First, Hebrew is a more likely source for self-designation of Essenes, 
as the torah is in Hebrew. Second, both of these Aramaic proposals can 
be shown to have arisen in the history of scholarship as 
misunderstandings, misunderstandings, e.g., of Maccabees and of De Vita 
Contemplativa. Third,  I do not think 4QAramaic Levi does include this 
Aramaic root. (In the orion archives, this was discussed by Robert 
Kugler, Michael Stone, and others.) Even if one concludes it does 
appear in that little fragment, that is merely once.
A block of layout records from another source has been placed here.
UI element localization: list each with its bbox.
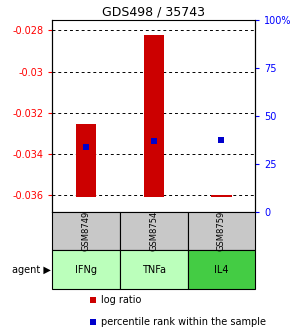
Title: GDS498 / 35743: GDS498 / 35743 — [102, 6, 205, 19]
Bar — [188, 250, 255, 289]
Text: percentile rank within the sample: percentile rank within the sample — [101, 317, 266, 327]
Text: GSM8754: GSM8754 — [149, 211, 158, 251]
Bar — [120, 250, 188, 289]
Text: agent ▶: agent ▶ — [12, 265, 51, 275]
Text: IFNg: IFNg — [75, 265, 97, 275]
Text: IL4: IL4 — [214, 265, 229, 275]
Bar — [52, 212, 120, 250]
Bar — [120, 212, 188, 250]
Text: GSM8759: GSM8759 — [217, 211, 226, 251]
Text: TNFa: TNFa — [142, 265, 166, 275]
Text: log ratio: log ratio — [101, 295, 141, 305]
Bar — [52, 250, 120, 289]
Bar — [144, 35, 164, 197]
Bar — [188, 212, 255, 250]
Bar — [211, 195, 231, 197]
Bar — [76, 124, 96, 197]
Text: GSM8749: GSM8749 — [81, 211, 90, 251]
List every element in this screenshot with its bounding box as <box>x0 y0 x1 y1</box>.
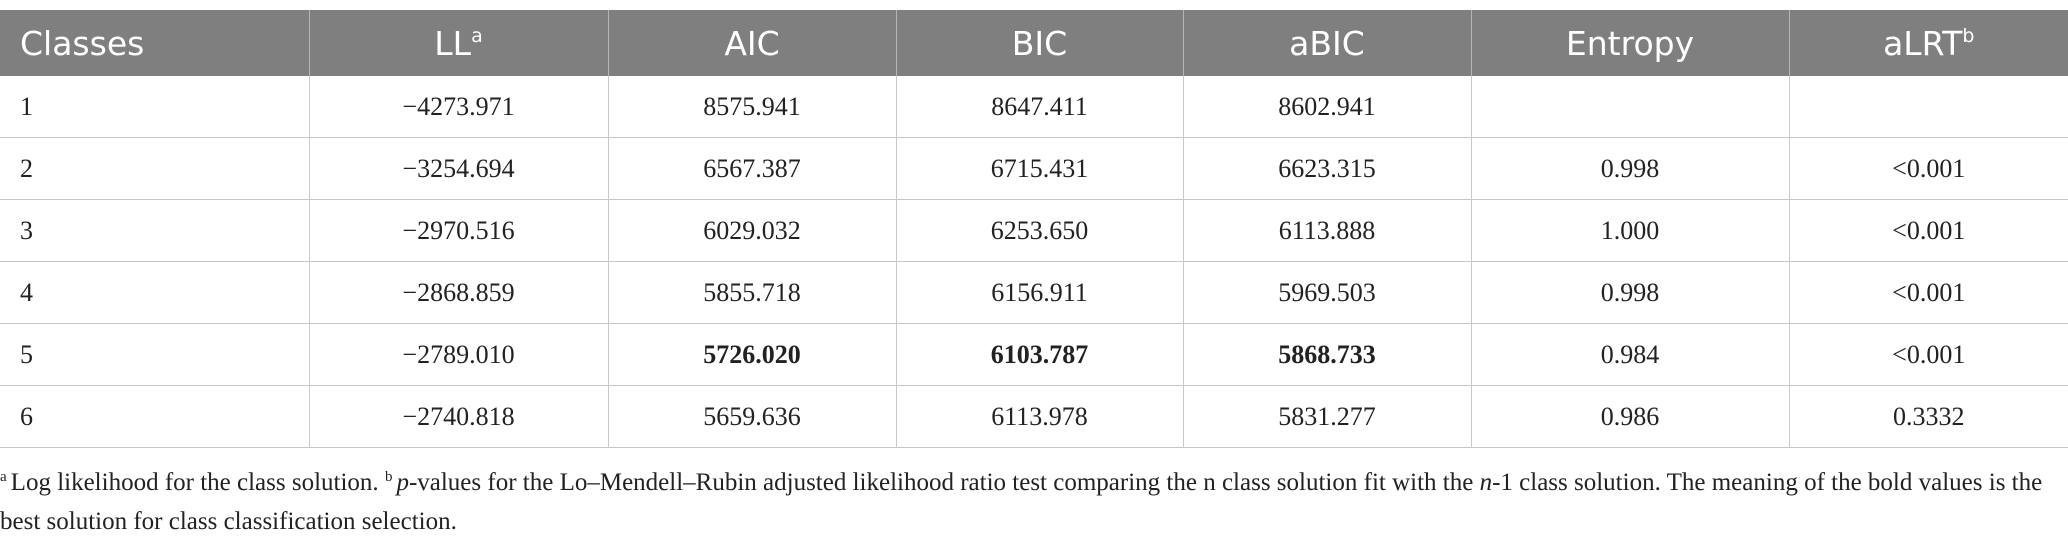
table-cell: −4273.971 <box>308 76 608 138</box>
footnote-text: -1 class solution. The meaning of the bo… <box>0 469 2043 535</box>
table-cell: 0.998 <box>1470 137 1789 200</box>
empty-cell <box>1470 76 1789 138</box>
table-cell: 5868.733 <box>1182 323 1471 386</box>
table-cell: 8575.941 <box>607 76 896 138</box>
table-cell: 6567.387 <box>607 137 896 200</box>
table-row: 3 −2970.516 6029.032 6253.650 6113.888 1.000 <… <box>0 199 2068 262</box>
footnote: a Log likelihood for the class solution. … <box>0 458 2060 541</box>
table-row: 1 −4273.971 8575.941 8647.411 8602.941 <box>0 76 2068 138</box>
table-cell: 6113.978 <box>895 385 1183 448</box>
table-cell: <0.001 <box>1788 137 2068 200</box>
header-cell: Entropy <box>1470 10 1789 76</box>
table-cell: 0.986 <box>1470 385 1789 448</box>
table-cell: 5659.636 <box>607 385 896 448</box>
header-text: AIC <box>724 23 780 63</box>
header-cell: AIC <box>607 10 896 76</box>
table-cell: −2789.010 <box>308 323 608 386</box>
table-cell: 6029.032 <box>607 199 896 262</box>
header-text: BIC <box>1011 23 1068 63</box>
empty-cell <box>1788 76 2068 138</box>
footnote-text: b <box>384 469 393 485</box>
header-text: aLRT <box>1883 23 1963 63</box>
footnote-text: -values for the Lo–Mendell–Rubin adjuste… <box>408 469 1480 496</box>
table-cell: <0.001 <box>1788 261 2068 324</box>
table-cell: 8602.941 <box>1182 76 1471 138</box>
table-cell: 6253.650 <box>895 199 1183 262</box>
table-row: 6 −2740.818 5659.636 6113.978 5831.277 0.986 0… <box>0 385 2068 448</box>
header-text: aBIC <box>1289 23 1365 63</box>
table-body: 1 −4273.971 8575.941 8647.411 8602.941 2 −3254… <box>0 76 2068 448</box>
table-cell: 4 <box>0 261 309 324</box>
table-cell: 0.998 <box>1470 261 1789 324</box>
table-cell: −2740.818 <box>308 385 608 448</box>
table-row: 5 −2789.010 5726.020 6103.787 5868.733 0.984 <… <box>0 323 2068 386</box>
header-cell: aBIC <box>1182 10 1471 76</box>
table-cell: 5831.277 <box>1182 385 1471 448</box>
table-cell: 8647.411 <box>895 76 1183 138</box>
table-cell: 0.3332 <box>1788 385 2068 448</box>
header-text: Classes <box>20 23 145 63</box>
results-table: Classes LLa AIC BIC aBIC Entropy aLRTb 1 −4273.… <box>0 10 2068 448</box>
table-cell: 6156.911 <box>895 261 1183 324</box>
header-cell: BIC <box>895 10 1183 76</box>
header-superscript: a <box>471 24 483 47</box>
table-cell: 5969.503 <box>1182 261 1471 324</box>
header-cell: aLRTb <box>1788 10 2068 76</box>
header-superscript: b <box>1962 24 1975 47</box>
table-cell: 1 <box>0 76 309 138</box>
table-row: 2 −3254.694 6567.387 6715.431 6623.315 0.998 <… <box>0 137 2068 200</box>
header-cell: LLa <box>308 10 608 76</box>
table-row: 4 −2868.859 5855.718 6156.911 5969.503 0.998 <… <box>0 261 2068 324</box>
footnote-text: Log likelihood for the class solution. <box>10 469 385 496</box>
table-cell: <0.001 <box>1788 323 2068 386</box>
header-text: Entropy <box>1565 23 1695 63</box>
table-cell: −2868.859 <box>308 261 608 324</box>
table-cell: 5855.718 <box>607 261 896 324</box>
table-cell: 6623.315 <box>1182 137 1471 200</box>
footnote-text: n <box>1479 469 1493 496</box>
table-cell: 1.000 <box>1470 199 1789 262</box>
table-cell: 6113.888 <box>1182 199 1471 262</box>
table-cell: −3254.694 <box>308 137 608 200</box>
table-cell: 2 <box>0 137 309 200</box>
table-cell: −2970.516 <box>308 199 608 262</box>
footnote-text: p <box>396 469 409 496</box>
header-cell: Classes <box>0 10 309 76</box>
header-text: LL <box>434 23 472 63</box>
table-cell: 3 <box>0 199 309 262</box>
table-cell: 5 <box>0 323 309 386</box>
table-cell: 5726.020 <box>607 323 896 386</box>
footnote-text: a <box>0 469 7 485</box>
header-row: Classes LLa AIC BIC aBIC Entropy aLRTb <box>0 10 2068 76</box>
table-cell: 0.984 <box>1470 323 1789 386</box>
table-cell: 6103.787 <box>895 323 1183 386</box>
table-cell: 6 <box>0 385 309 448</box>
table-cell: <0.001 <box>1788 199 2068 262</box>
table-cell: 6715.431 <box>895 137 1183 200</box>
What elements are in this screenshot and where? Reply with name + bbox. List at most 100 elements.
	More important, in my opinion, than excluding the sixty or so 
mistaken proposals that I have encountered, is an open-minded look at 
the evidence which indicates Hebrew 'asah: evidence from not only Philo 
and Epiphanius (have you read the latter's description of 
Ossaioi/Ossenoi as a torah observant Jewish heresy? and are you aware 
of the range of sources to which he had access?), but of several other 
texts, citations of which I have typed out on orion before (some of 
them are in Adam/Burchard), more than once, and texts which do indicate 
how the name evolved, why the name was received as it was, and why some 
observers accepted it and some not, and, not least, self-designations 
in several Hebrew Qumran texts widely and correctly regarded, on other 
grounds, as Essene.
	In case anyone is interested, the reference (from Daniel 
Boyarin) that  I mentioned previously (but have not yet seen) is:
Paulus Cassel, "Caricaturnamen," in _Aus Literatur und Geschichte_ 
(Berlin: Verlag von Wilhelm Friedrich, 1885).